A General-Purpose Machine Learning Framework for Predicting Properties of Inorganic Materials

TL;DR

This paper introduces a versatile machine learning framework that uses diverse attributes and data partitioning to accurately predict various properties of inorganic materials, including crystalline and amorphous types.

Contribution

The authors present a novel, general-purpose machine learning framework that improves property prediction accuracy across a wide range of inorganic materials by employing diverse attributes and data partitioning techniques.

Findings

Effective prediction of band gap energy in crystalline materials

Accurate assessment of glass-forming ability in amorphous materials

Framework demonstrates broad applicability across different material properties

Abstract

A very active area of materials research is to devise methods that use machine learning to automatically extract predictive models from existing materials data. While prior examples have demonstrated successful models for some applications, many more applications exist where machine learning can make a strong impact.

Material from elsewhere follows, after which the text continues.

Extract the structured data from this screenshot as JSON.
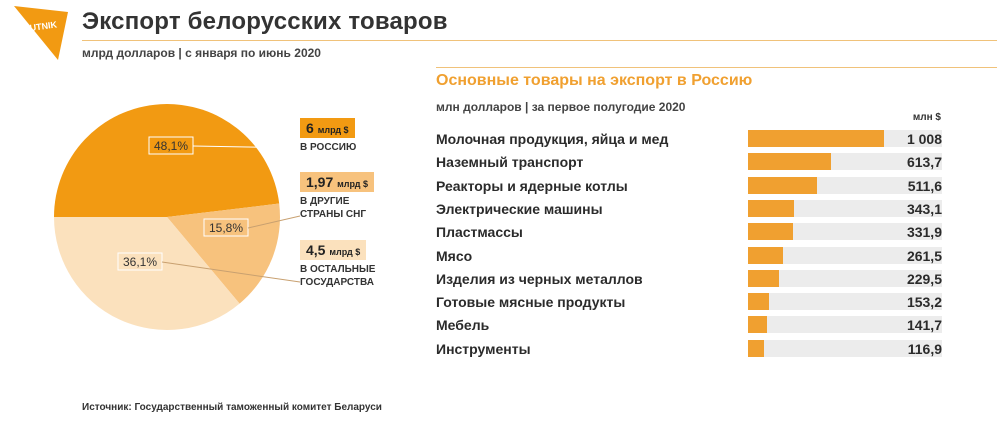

To enable faster development of machine-learning-based models for such applications, we have created a framework capable of being applied to a broad range of materials data. Our method works by using a chemically diverse list of attributes, which we demonstrate are suitable for describing a wide variety of properties, and a novel method for partitioning the data set into groups of similar materials in order to boost the predictive accuracy. In this manuscript, we demonstrate how this new method can be used to predict diverse properties of crystalline and amorphous materials, such as band gap energy and glass-forming ability.